Thursday, October 27, 2022

"How can God forgive that?"

      Tonight, I heard an interesting thing. Max Lucado, the well known devotional author and pastor, upon hearing of the prison conversion to Christ of Jeffrey Dahmer, the serial killer and cannibal, described it as one of the most difficult things he has wrestled with, and asked, "How can God forgive someone like him?" This is a question which often comes up, either as a hypothetical or as a real world difficulty of faith in the case of Dahmer. The actions of some are so heinous, so harmful, so vile, so evil that the question is raised about the reasonable limits of God's forgiveness. "God couldn't forgive that, could He?" or also as Max Lucado asked, "How could God possibly forgive that?"

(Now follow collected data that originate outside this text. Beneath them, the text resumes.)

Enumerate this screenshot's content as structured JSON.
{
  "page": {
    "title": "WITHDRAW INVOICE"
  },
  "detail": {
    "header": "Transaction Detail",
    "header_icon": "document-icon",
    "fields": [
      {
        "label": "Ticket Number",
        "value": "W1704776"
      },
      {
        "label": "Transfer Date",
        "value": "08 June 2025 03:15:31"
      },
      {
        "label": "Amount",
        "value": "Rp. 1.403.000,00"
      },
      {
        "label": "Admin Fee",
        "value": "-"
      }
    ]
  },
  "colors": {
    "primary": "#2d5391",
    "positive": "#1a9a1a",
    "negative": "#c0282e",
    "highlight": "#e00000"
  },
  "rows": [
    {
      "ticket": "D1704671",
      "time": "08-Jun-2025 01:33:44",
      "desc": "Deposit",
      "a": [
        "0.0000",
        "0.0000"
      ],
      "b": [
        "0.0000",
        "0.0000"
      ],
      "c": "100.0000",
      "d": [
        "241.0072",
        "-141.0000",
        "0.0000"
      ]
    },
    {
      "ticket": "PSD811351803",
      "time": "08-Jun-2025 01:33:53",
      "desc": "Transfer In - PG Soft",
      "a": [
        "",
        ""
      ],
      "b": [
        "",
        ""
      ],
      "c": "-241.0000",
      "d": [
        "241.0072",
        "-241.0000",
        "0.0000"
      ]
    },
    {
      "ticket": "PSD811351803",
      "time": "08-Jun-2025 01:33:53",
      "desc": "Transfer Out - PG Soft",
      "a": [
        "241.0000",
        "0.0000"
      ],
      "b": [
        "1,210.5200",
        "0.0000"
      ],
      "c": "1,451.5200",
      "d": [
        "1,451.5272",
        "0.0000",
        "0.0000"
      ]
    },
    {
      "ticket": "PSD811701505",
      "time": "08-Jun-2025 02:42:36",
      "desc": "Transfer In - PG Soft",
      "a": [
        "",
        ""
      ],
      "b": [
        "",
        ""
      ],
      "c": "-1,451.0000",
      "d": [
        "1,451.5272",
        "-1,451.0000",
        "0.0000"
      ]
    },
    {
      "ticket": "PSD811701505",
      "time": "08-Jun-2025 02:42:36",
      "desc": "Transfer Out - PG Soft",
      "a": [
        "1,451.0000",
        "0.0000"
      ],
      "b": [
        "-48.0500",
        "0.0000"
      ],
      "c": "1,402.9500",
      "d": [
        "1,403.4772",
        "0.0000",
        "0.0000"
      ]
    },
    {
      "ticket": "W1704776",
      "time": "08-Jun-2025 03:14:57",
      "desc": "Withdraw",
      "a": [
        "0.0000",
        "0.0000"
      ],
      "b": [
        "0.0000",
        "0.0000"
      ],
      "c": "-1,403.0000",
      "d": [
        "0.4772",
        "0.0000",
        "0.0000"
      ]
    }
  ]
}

      Imagine for a moment that you have a child who has a psychiatric disorder which makes them hurt themselves and others, sometimes badly. R.A.D. can be one such disorder. There have been documented severe cases where small children have not only attacked their parents and caregivers, but also seriously injured or killed themselves. Psychological disturbance can take many forms, and there are many disorders which can influence a child to have extremely harmful behaviors. That child spends the next twenty or more years so messed up that he or she leaves a trail of injured, hurt, and scared people behind them. And all you want is for that child to come to their senses and be rid of that disorder. All you want is to be able to love them and have that love returned. All you want is for them to be happy, successful, and at peace with themselves and everyone else.
      And then, one day, they change completely. They are no longer the same person at all, but are loving, affectionate, at peace and are able to participate in life like a normal person.
      How would you respond? Would you hold every evil thing they did against them? Or would you rejoice that this miracle had occurred and let go of who they had been and what they had done before?
This is God when someone comes to their senses and turns around from what they were doing, no matter what came before. His focus is entirely on recovering those lost to our common human malfunction, regardless of how that malfunction presents in any one human being. No one presentation of that malfunction, whether it be greed, murder, theft, lying, or just wanting what someone else has is worse than another because they all stem from the same disorder. When your kid starts acting like a normal kid instead of the devil incarnate, you start jumping for joy and hugging them relentlessly. The point isn't how bad the psychiatric illness got, or what kind of damage was done. The point is that it's no longer in control of your kid.
      We project our desire for retribution onto God, and because we want the person who hurt us or others to themselves be hurt at least as bad as the person whom they hurt, we assume God must want that too. But God's justice is about restoration and healing, not punishment and destruction. When an "evil" man turns away from his evil and does what is right, God says flat out in Scripture that the former evil will no longer be remembered. And the same is true of a "good" man who turns away from his good and does what is harmful or wrong. The good will no longer be remembered. Why? Because either one has become a different person altogether, and you don't punish or reward someone for something a different person has done, and we are each one of us different persons from one decision to the next.
      I don't know if Dahmer's conversion was sincere. I really don't. I do know that if he really had turned around and come to his senses, then God would have been rejoicing with tears, not debating about what to do with him.